Strona ukraińska: umowa pokojowa tylko w razie wycofania się wojsk rosyjskich na pozycje sprzed wojny

Źródło:
PAP

Rosyjska inwazja na Ukrainę trwa już ponad miesiąc. Ewentualne referendum w sprawie układu pokojowego z Rosją będzie mogło zostać przeprowadzone w Ukrainie dopiero, kiedy Moskwa wycofa swoje wojska na pozycje z 23 lutego - oświadczył doradca prezydenta Zełenskiego, Mychajło Podolak, cytowany przez portal informacyjny RBK. Główny ukraiński negocjator Dawid Arachamija za najtrudniejsze kwestie uznał zajęte przez Rosję - jeszcze przed 24 lutego - Krym oraz część obwodów ługańskiego i donieckiego. I przyznał, że temat ten nie był jeszcze omawiany w trakcie dwustronnych rozmów.

Atak Rosji na Ukrainę. Relacja na żywo w tvn24.pl >>>

- Referendum nie może odbyć się dzisiaj, ponieważ dzisiaj mamy stan wojenny. Oczywiście procedura przeprowadzania referendów na Ukrainie jest jasna i wyważona. Przejdziemy do procedury uruchamiania referendum dopiero po opuszczeniu naszego terytorium przez wojska rosyjskie. Powinny one wycofać się co najmniej na pozycje z 23 lutego 2022 roku - powiedział Mychajło Podolak, doradca Wołodymyra Zełenskiego.

Jak zaznaczył, dopiero po spełnieniu tego warunku zadziała Konwencja Wiedeńska, która nie uznaje traktatów pokojowych zawartych pod przymusem. - Zniesiemy stan wojenny tylko wtedy, gdy nie będzie wojsk Federacji Rosyjskiej - dodał prezydencki doradca.

Arachamija: Krym oraz część obwodów ługańskiego i donieckiego najtrudniejszymi kwestiami

Wcześniej o warunkach podpisania ewentualnej umowy pokojowej mówił główny ukraiński negocjator Dawid Arachamija.

- Kiedy dojdziemy do podpisania umowy albo do momentu, gdy można będzie ją poważnie omówić, oni (żołnierze rosyjscy – red.) powinni już całkowicie się wycofać. (…) To międzynarodowe zabezpieczenie, nie po prostu nasze żądania czy życzenia, tylko niezbędne warunki, żeby zabezpieczyć robocze podpisanie tego dokumentu - powiedział negocjator w wywiadzie dla portalu RBK-Ukraina.

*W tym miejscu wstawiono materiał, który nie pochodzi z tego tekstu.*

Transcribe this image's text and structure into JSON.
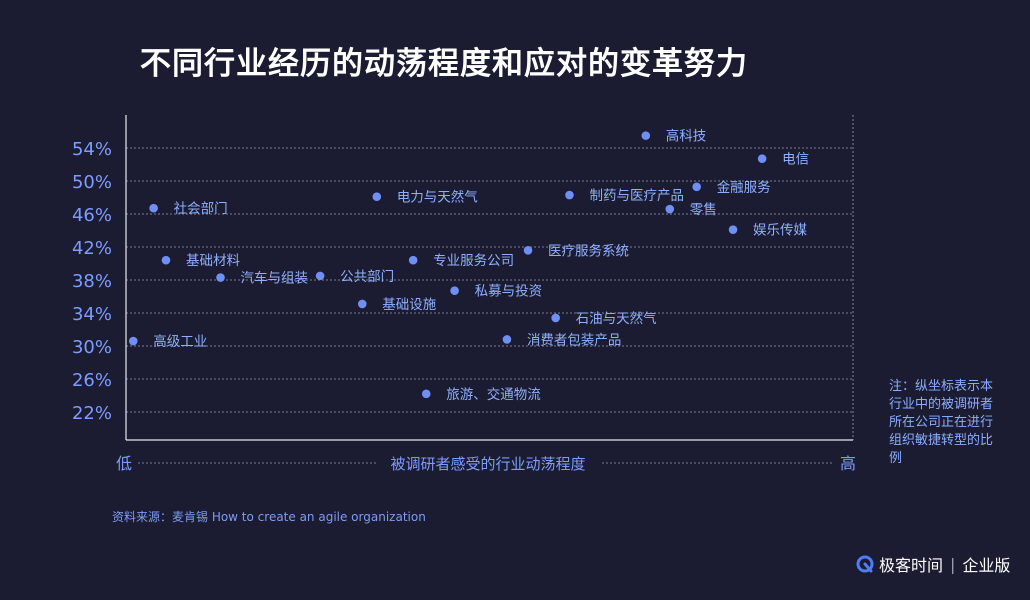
{
  "title": "不同行业经历的动荡程度和应对的变革努力",
  "note": "注：纵坐标表示本行业中的被调研者所在公司正在进行组织敏捷转型的比例",
  "source": "资料来源：麦肯锡 How to create an agile organization",
  "brand": {
    "name": "极客时间",
    "suffix": "企业版"
  },
  "colors": {
    "background": "#1b1c31",
    "point": "#6f8ff5",
    "label": "#8fb0ff",
    "grid": "#cfd3e2"
  },
  "chart_data": {
    "type": "scatter",
    "xlabel": "被调研者感受的行业动荡程度",
    "x_low_label": "低",
    "x_high_label": "高",
    "ylabel": "",
    "ylim": [
      19,
      56
    ],
    "xlim": [
      0,
      100
    ],
    "yticks": [
      22,
      26,
      30,
      34,
      38,
      42,
      46,
      50,
      54
    ],
    "ytick_labels": [
      "22%",
      "26%",
      "30%",
      "34%",
      "38%",
      "42%",
      "46%",
      "50%",
      "54%"
    ],
    "grid": true,
    "points": [
      {
        "label": "高科技",
        "x": 71.5,
        "y": 55.5
      },
      {
        "label": "电信",
        "x": 87.5,
        "y": 52.7
      },
      {
        "label": "金融服务",
        "x": 78.5,
        "y": 49.3
      },
      {
        "label": "零售",
        "x": 74.8,
        "y": 46.6
      },
      {
        "label": "娱乐传媒",
        "x": 83.5,
        "y": 44.1
      },
      {
        "label": "社会部门",
        "x": 3.8,
        "y": 46.7
      },
      {
        "label": "电力与天然气",
        "x": 34.5,
        "y": 48.1
      },
      {
        "label": "制药与医疗产品",
        "x": 61.0,
        "y": 48.3
      },
      {
        "label": "医疗服务系统",
        "x": 55.3,
        "y": 41.6
      },
      {
        "label": "基础材料",
        "x": 5.5,
        "y": 40.4
      },
      {
        "label": "专业服务公司",
        "x": 39.5,
        "y": 40.4
      },
      {
        "label": "汽车与组装",
        "x": 13.0,
        "y": 38.3
      },
      {
        "label": "公共部门",
        "x": 26.7,
        "y": 38.5
      },
      {
        "label": "私募与投资",
        "x": 45.2,
        "y": 36.7
      },
      {
        "label": "基础设施",
        "x": 32.5,
        "y": 35.1
      },
      {
        "label": "石油与天然气",
        "x": 59.1,
        "y": 33.4
      },
      {
        "label": "高级工业",
        "x": 1.0,
        "y": 30.6
      },
      {
        "label": "消费者包装产品",
        "x": 52.4,
        "y": 30.8
      },
      {
        "label": "旅游、交通物流",
        "x": 41.3,
        "y": 24.2
      }
    ]
  }
}
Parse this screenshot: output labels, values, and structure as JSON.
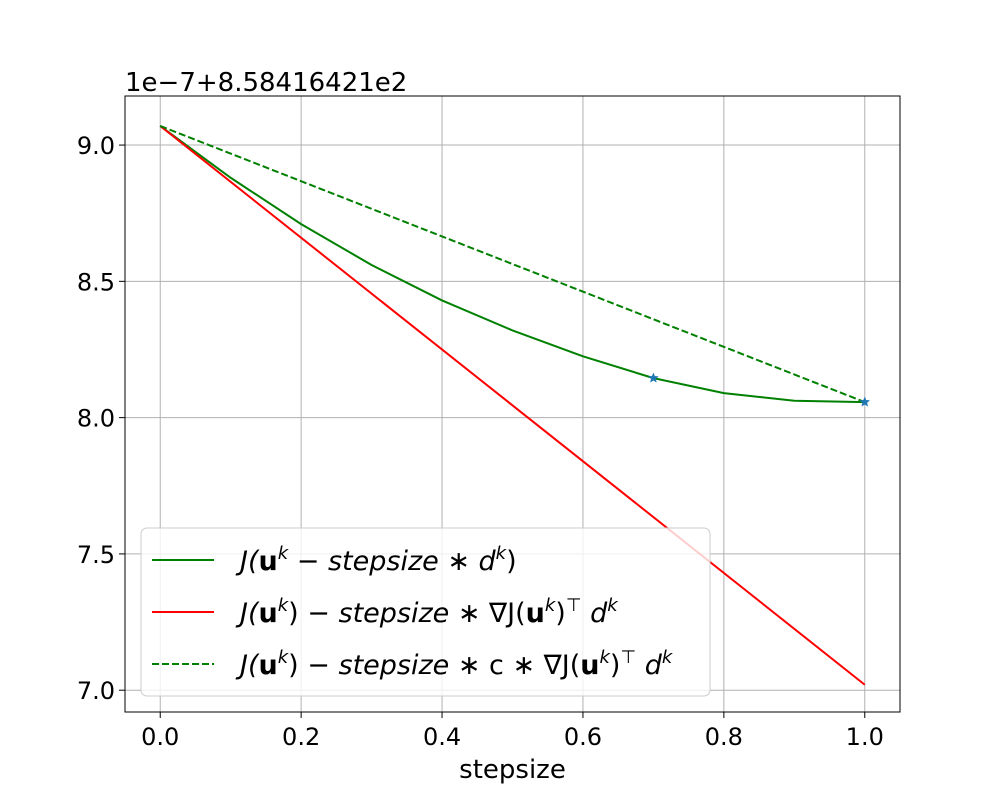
{
  "chart_data": {
    "type": "line",
    "xlabel": "stepsize",
    "offset_text": "1e−7+8.58416421e2",
    "xlim": [
      -0.05,
      1.05
    ],
    "ylim": [
      6.92,
      9.18
    ],
    "grid": true,
    "legend_position": "lower-left",
    "x_ticks": [
      0.0,
      0.2,
      0.4,
      0.6,
      0.8,
      1.0
    ],
    "x_tick_labels": [
      "0.0",
      "0.2",
      "0.4",
      "0.6",
      "0.8",
      "1.0"
    ],
    "y_ticks": [
      7.0,
      7.5,
      8.0,
      8.5,
      9.0
    ],
    "y_tick_labels": [
      "7.0",
      "7.5",
      "8.0",
      "8.5",
      "9.0"
    ],
    "series": [
      {
        "legend": {
          "p1": "J(",
          "p2": "u",
          "p3": "k",
          "p4": " − ",
          "p5": "stepsize",
          "p6": " ∗ ",
          "p7": "d",
          "p8": "k",
          "p9": ")"
        },
        "color": "#008000",
        "style": "solid",
        "x": [
          0.0,
          0.1,
          0.2,
          0.3,
          0.4,
          0.5,
          0.6,
          0.7,
          0.8,
          0.9,
          1.0
        ],
        "y": [
          9.07,
          8.88,
          8.71,
          8.56,
          8.43,
          8.32,
          8.225,
          8.145,
          8.09,
          8.062,
          8.057
        ]
      },
      {
        "legend": {
          "p1": "J(",
          "p2": "u",
          "p3": "k",
          "p4": ") − ",
          "p5": "stepsize",
          "p6": " ∗ ∇J(",
          "p7": "u",
          "p8": "k",
          "p9": ")",
          "p10": "⊤",
          "p11": " d",
          "p12": "k"
        },
        "color": "#ff0000",
        "style": "solid",
        "x": [
          0.0,
          1.0
        ],
        "y": [
          9.07,
          7.02
        ]
      },
      {
        "legend": {
          "p1": "J(",
          "p2": "u",
          "p3": "k",
          "p4": ") − ",
          "p5": "stepsize",
          "p6": " ∗ c ∗ ∇J(",
          "p7": "u",
          "p8": "k",
          "p9": ")",
          "p10": "⊤",
          "p11": " d",
          "p12": "k"
        },
        "color": "#008000",
        "style": "dashed",
        "x": [
          0.0,
          1.0
        ],
        "y": [
          9.07,
          8.057
        ]
      }
    ],
    "markers": [
      {
        "x": 0.7,
        "y": 8.145,
        "symbol": "star",
        "color": "#1f77b4"
      },
      {
        "x": 1.0,
        "y": 8.057,
        "symbol": "star",
        "color": "#1f77b4"
      }
    ]
  }
}
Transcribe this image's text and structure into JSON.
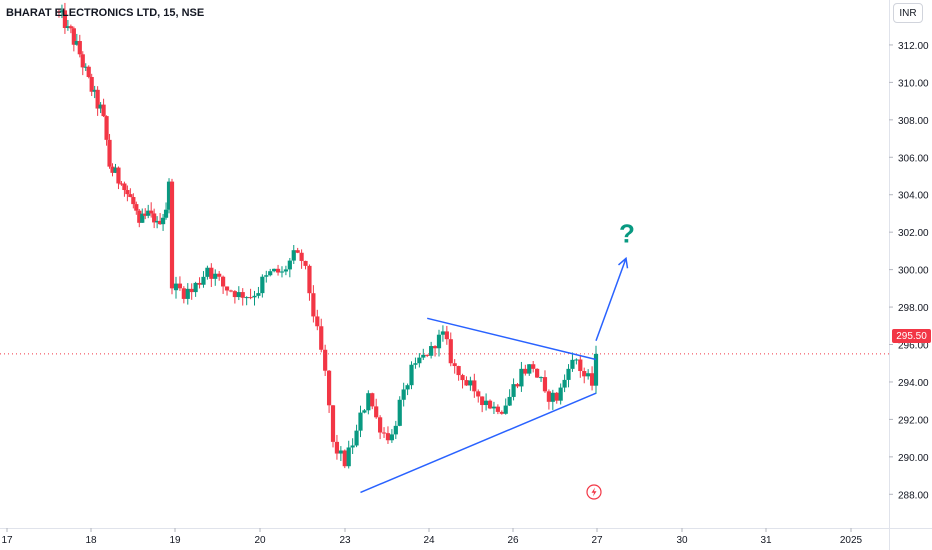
{
  "header": {
    "symbol_title": "BHARAT ELECTRONICS LTD, 15, NSE"
  },
  "currency_badge": "INR",
  "last_price_label": "295.50",
  "annotation": {
    "question_mark": "?"
  },
  "colors": {
    "up": "#089981",
    "down": "#f23645",
    "trendline": "#2962ff",
    "annotation": "#089981",
    "price_line": "#f23645"
  },
  "chart_data": {
    "type": "candlestick",
    "title": "BHARAT ELECTRONICS LTD, 15, NSE",
    "currency": "INR",
    "last_price": 295.5,
    "ylim": [
      286.2,
      314.4
    ],
    "yticks": [
      288,
      290,
      292,
      294,
      296,
      298,
      300,
      302,
      304,
      306,
      308,
      310,
      312
    ],
    "ytick_labels": [
      "288.00",
      "290.00",
      "292.00",
      "294.00",
      "296.00",
      "298.00",
      "300.00",
      "302.00",
      "304.00",
      "306.00",
      "308.00",
      "310.00",
      "312.00"
    ],
    "xtick_labels": [
      "17",
      "18",
      "19",
      "20",
      "23",
      "24",
      "26",
      "27",
      "30",
      "31",
      "2025"
    ],
    "price_path": [
      [
        0,
        313.8
      ],
      [
        4,
        313.0
      ],
      [
        8,
        311.5
      ],
      [
        12,
        309.5
      ],
      [
        16,
        308.2
      ],
      [
        18,
        305.5
      ],
      [
        22,
        304.6
      ],
      [
        26,
        303.5
      ],
      [
        28,
        302.5
      ],
      [
        32,
        303.0
      ],
      [
        34,
        302.6
      ],
      [
        37,
        303.2
      ],
      [
        38,
        304.7
      ],
      [
        39,
        299.0
      ],
      [
        44,
        298.8
      ],
      [
        48,
        300.1
      ],
      [
        52,
        299.1
      ],
      [
        56,
        298.8
      ],
      [
        60,
        298.6
      ],
      [
        63,
        299.7
      ],
      [
        67,
        299.9
      ],
      [
        71,
        300.9
      ],
      [
        73,
        300.2
      ],
      [
        75,
        297.5
      ],
      [
        78,
        294.6
      ],
      [
        80,
        290.8
      ],
      [
        83,
        289.5
      ],
      [
        86,
        291.4
      ],
      [
        89,
        293.4
      ],
      [
        92,
        291.3
      ],
      [
        95,
        291.2
      ],
      [
        98,
        293.6
      ],
      [
        101,
        295.0
      ],
      [
        104,
        295.4
      ],
      [
        106,
        295.8
      ],
      [
        108,
        296.7
      ],
      [
        110,
        295.0
      ],
      [
        113,
        294.1
      ],
      [
        116,
        293.5
      ],
      [
        119,
        293.0
      ],
      [
        122,
        292.4
      ],
      [
        125,
        293.2
      ],
      [
        128,
        294.7
      ],
      [
        131,
        294.7
      ],
      [
        134,
        293.5
      ],
      [
        137,
        293.0
      ],
      [
        140,
        294.7
      ],
      [
        142,
        295.2
      ],
      [
        144,
        294.3
      ],
      [
        146,
        293.8
      ],
      [
        147,
        295.5
      ]
    ],
    "gaps": [
      39
    ],
    "triangle": {
      "upper": {
        "from": {
          "bar": 104,
          "price": 297.4
        },
        "to": {
          "bar": 147,
          "price": 295.2
        }
      },
      "lower": {
        "from": {
          "bar": 87,
          "price": 288.1
        },
        "to": {
          "bar": 147,
          "price": 293.4
        }
      }
    },
    "projection_arrow": {
      "from": {
        "bar": 147,
        "price": 296.2
      },
      "to": {
        "bar": 154,
        "price": 300.6
      }
    },
    "session_dividers": "none",
    "grid": false
  }
}
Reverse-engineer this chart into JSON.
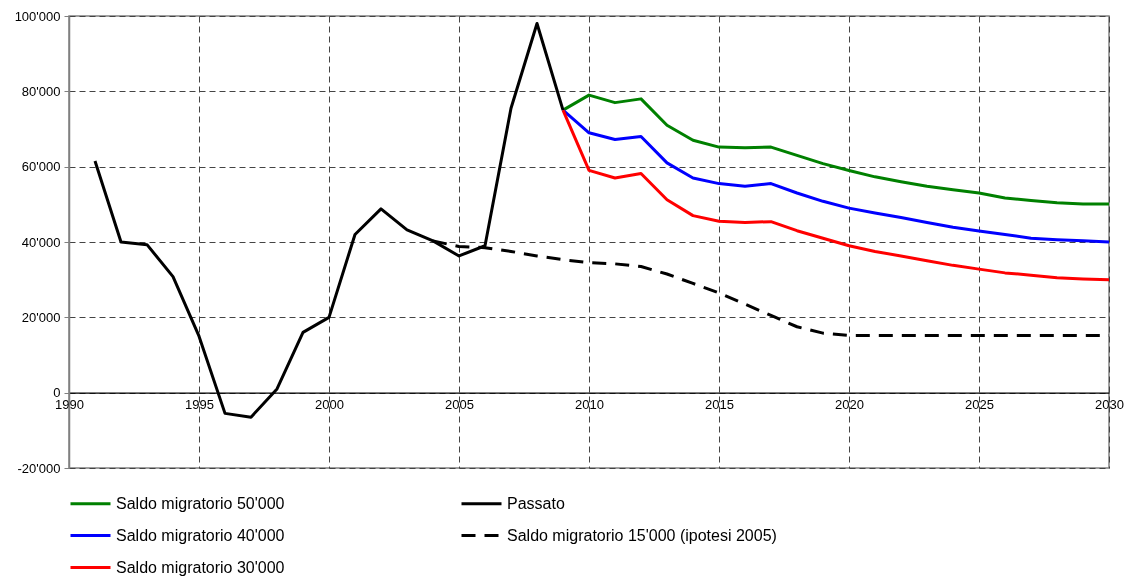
{
  "chart_data": {
    "type": "line",
    "series": [
      {
        "name": "Saldo migratorio 50'000",
        "color": "#008000",
        "line_style": "solid",
        "x": [
          2009,
          2010,
          2011,
          2012,
          2013,
          2014,
          2015,
          2016,
          2017,
          2018,
          2019,
          2020,
          2021,
          2022,
          2023,
          2024,
          2025,
          2026,
          2027,
          2028,
          2029,
          2030
        ],
        "values": [
          75000,
          79000,
          77000,
          78000,
          71000,
          67000,
          65200,
          65000,
          65200,
          63000,
          60800,
          59000,
          57300,
          56000,
          54800,
          53900,
          53000,
          51700,
          51000,
          50400,
          50100,
          50100
        ]
      },
      {
        "name": "Saldo migratorio 40'000",
        "color": "#0000ff",
        "line_style": "solid",
        "x": [
          2009,
          2010,
          2011,
          2012,
          2013,
          2014,
          2015,
          2016,
          2017,
          2018,
          2019,
          2020,
          2021,
          2022,
          2023,
          2024,
          2025,
          2026,
          2027,
          2028,
          2029,
          2030
        ],
        "values": [
          75000,
          69000,
          67200,
          68000,
          61000,
          57000,
          55500,
          54800,
          55500,
          53000,
          50800,
          49000,
          47700,
          46500,
          45200,
          43900,
          42900,
          42000,
          41000,
          40600,
          40300,
          40000
        ]
      },
      {
        "name": "Saldo migratorio 30'000",
        "color": "#ff0000",
        "line_style": "solid",
        "x": [
          2009,
          2010,
          2011,
          2012,
          2013,
          2014,
          2015,
          2016,
          2017,
          2018,
          2019,
          2020,
          2021,
          2022,
          2023,
          2024,
          2025,
          2026,
          2027,
          2028,
          2029,
          2030
        ],
        "values": [
          75000,
          59000,
          57000,
          58200,
          51200,
          47000,
          45500,
          45200,
          45400,
          43000,
          41000,
          39000,
          37500,
          36300,
          35000,
          33800,
          32800,
          31800,
          31200,
          30500,
          30200,
          30000
        ]
      },
      {
        "name": "Passato",
        "color": "#000000",
        "line_style": "solid",
        "x": [
          1991,
          1992,
          1993,
          1994,
          1995,
          1996,
          1997,
          1998,
          1999,
          2000,
          2001,
          2002,
          2003,
          2004,
          2005,
          2006,
          2007,
          2008,
          2009
        ],
        "values": [
          61500,
          40000,
          39300,
          30800,
          15000,
          -5500,
          -6500,
          1000,
          16000,
          20000,
          42000,
          48800,
          43200,
          40300,
          36300,
          39000,
          75500,
          98000,
          75000
        ]
      },
      {
        "name": "Saldo migratorio 15'000 (ipotesi 2005)",
        "color": "#000000",
        "line_style": "dashed",
        "x": [
          2004,
          2005,
          2006,
          2007,
          2008,
          2009,
          2010,
          2011,
          2012,
          2013,
          2014,
          2015,
          2016,
          2017,
          2018,
          2019,
          2020,
          2021,
          2022,
          2023,
          2024,
          2025,
          2026,
          2027,
          2028,
          2029,
          2030
        ],
        "values": [
          40300,
          38800,
          38500,
          37500,
          36300,
          35300,
          34500,
          34200,
          33500,
          31500,
          29000,
          26500,
          23500,
          20500,
          17500,
          15800,
          15200,
          15200,
          15200,
          15200,
          15200,
          15200,
          15200,
          15200,
          15200,
          15200,
          15200
        ]
      }
    ],
    "xlim": [
      1990,
      2030
    ],
    "xticks": [
      1990,
      1995,
      2000,
      2005,
      2010,
      2015,
      2020,
      2025,
      2030
    ],
    "ylim": [
      -20000,
      100000
    ],
    "yticks": [
      {
        "value": -20000,
        "label": "-20'000"
      },
      {
        "value": 0,
        "label": "0"
      },
      {
        "value": 20000,
        "label": "20'000"
      },
      {
        "value": 40000,
        "label": "40'000"
      },
      {
        "value": 60000,
        "label": "60'000"
      },
      {
        "value": 80000,
        "label": "80'000"
      },
      {
        "value": 100000,
        "label": "100'000"
      }
    ],
    "grid": true,
    "legend": "bottom",
    "marker": "none"
  }
}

Za najtrudniejszą Arachamija uznał kwestie zajętych przez Rosję jeszcze przed 24 lutego Krymu oraz części obwodów ługańskiego i donieckiego, co jeszcze nie było omawiane podczas dwustronnych rozmów. - Dlatego umieściliśmy to od razu w nawiasie do spotkania liderów, a pracowaliśmy we wszystkich innych sprawach - oznajmił.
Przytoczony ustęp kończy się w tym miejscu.